Sunday, August 16, 2009

The Cost of Progress

It's time for Kate's Sunday pulpit experience. It seems funny that I'd get this of all days to blog, since I tend towards the pontification when I write. *shrugs* Oh, well, it's just part of my charm, I guess. Hehehee

Now, as the title of this blog suggests, I'm going to talk about progress...not technology, not social, not even political...but more of an emotional as tied to the craft of writing.

Progress for writers can come in many shapes, sizes and forms. You can be progressing in your craft by improving on the scope of your themes, improving on grammar or syntax. You might even make progress on developing more three-dimensional characters. Your progress might mean slogging through a WIP that seems to be taking you forever to write, or it might mean knocking out a few novellas in a couple of months time. For me, it means finally seeing the light of day after a month of being bombarded by the "house cleaning" portion of the writer's life. That's the galleys, the edits, the submissions that writers must do to get to publication but is not involved in creating something knew. I'm talking a no first-draft zone here. And I'm Jonesing.

As a result of this, I think my brain is fried. I stare at my screen, cursor blinking and I'm like...Writing...what's that? I have no idea what to put on the page or how to start it. It's almost like the words have dried up. But they haven't...they're just having a hard time getting past the bottleneck in my brainstem.

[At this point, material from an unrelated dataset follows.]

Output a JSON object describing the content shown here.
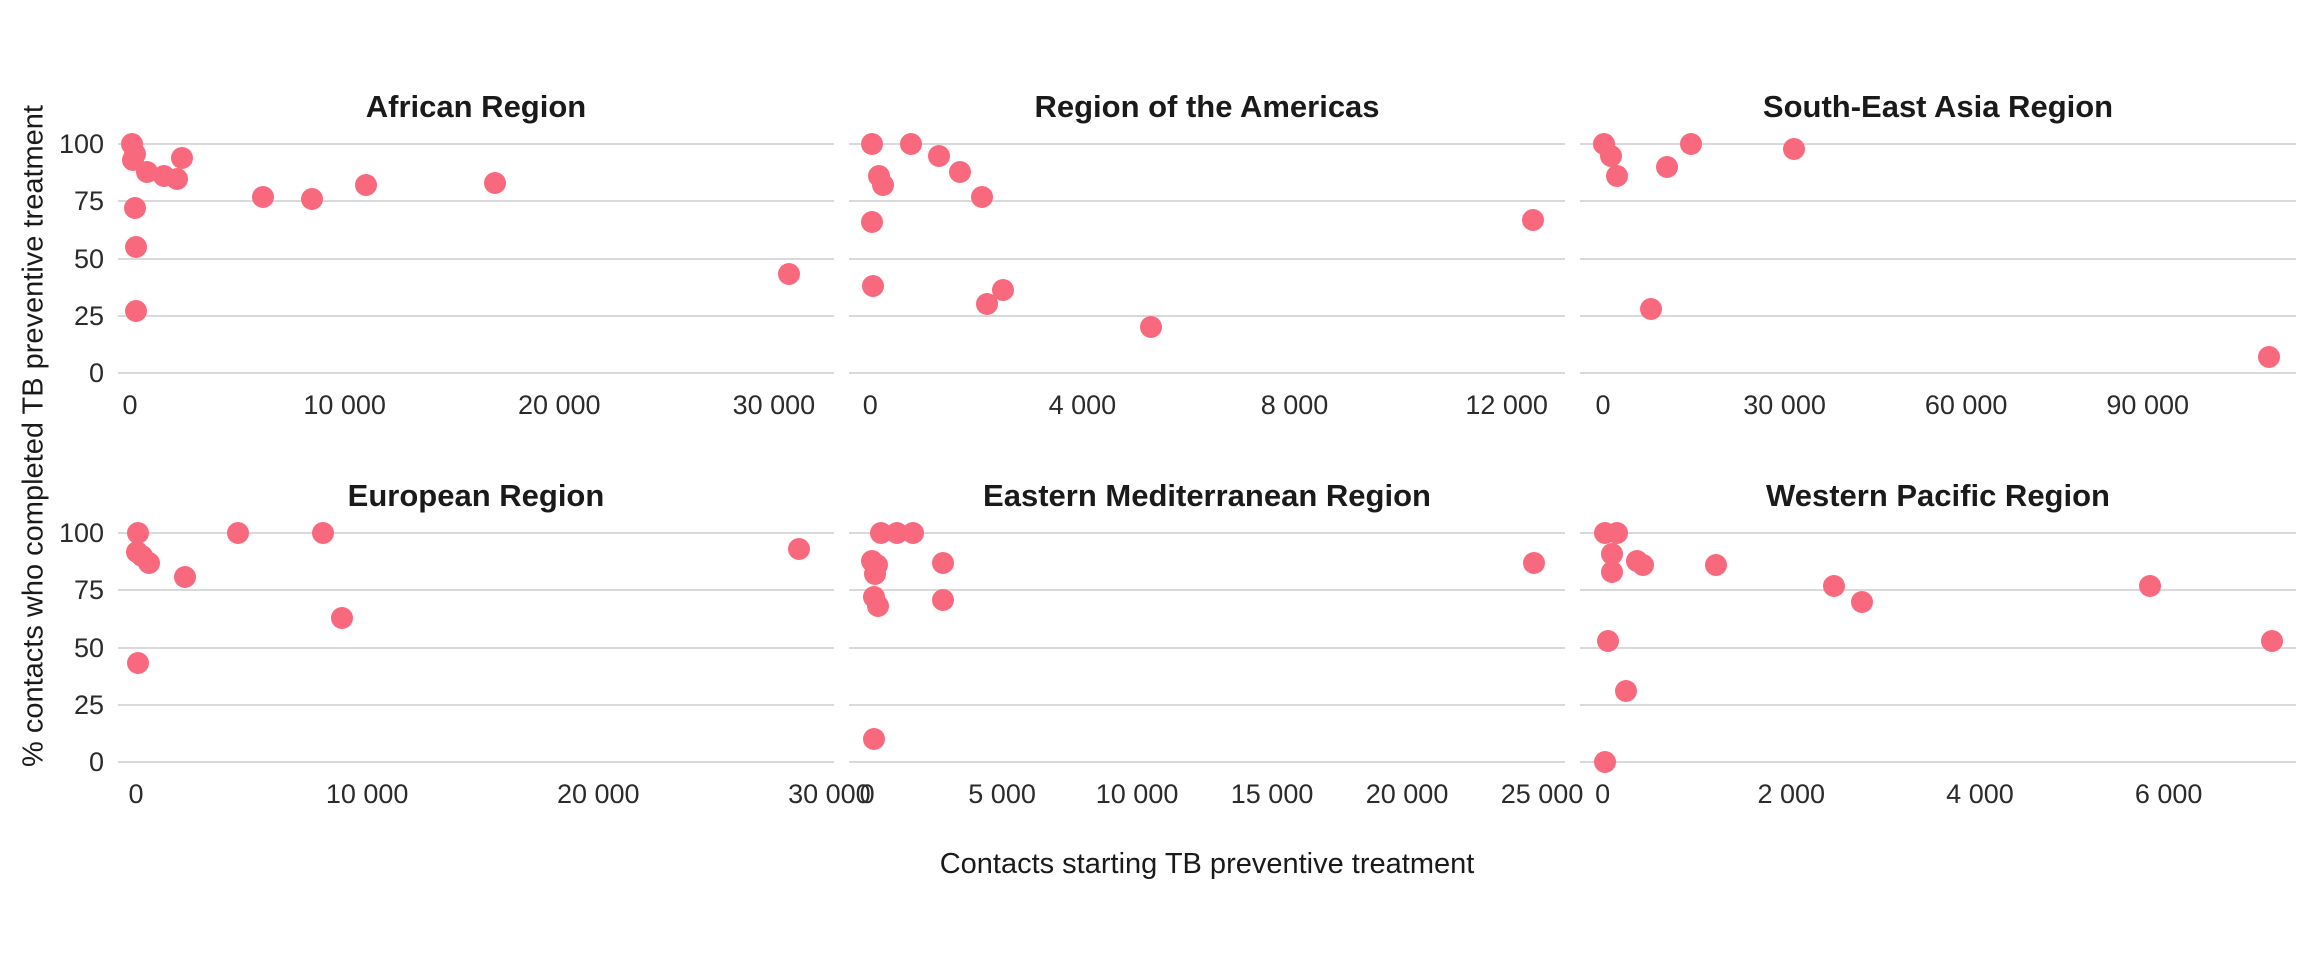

For me, the cost of progress is draining. I'm run down and feel like I'm in desperate need of another month of nothing but staring off into space and not interacting with my own work. However, that's not even possible at this juncture since I have deadlines coming out my ears and books still unwritten that need me. I'm not in a position to not work on things. But maybe after the last galley is put away, I'll take an afternoon or two off to do something different. Like take my laptop to my local library and sit there and write for a while. THe only problem with that is leaving the thing for a pee break. I'd had to put it all away only to have to take it all out again. *sigh*

Anyhoo. I have to bolt. I have a book to start and one to finish.

Until next week, my Wicked Thorn and Roses,



Sierra Wolfe said...

I know exactly what you mean. After so long of not writing, it really is hard to get back to it. You feel drained, or at least I do. Hope the muses are kind to you soon. Good luck!

Mark Alders said...

I write in fits and starts. I think that's the life of a writer!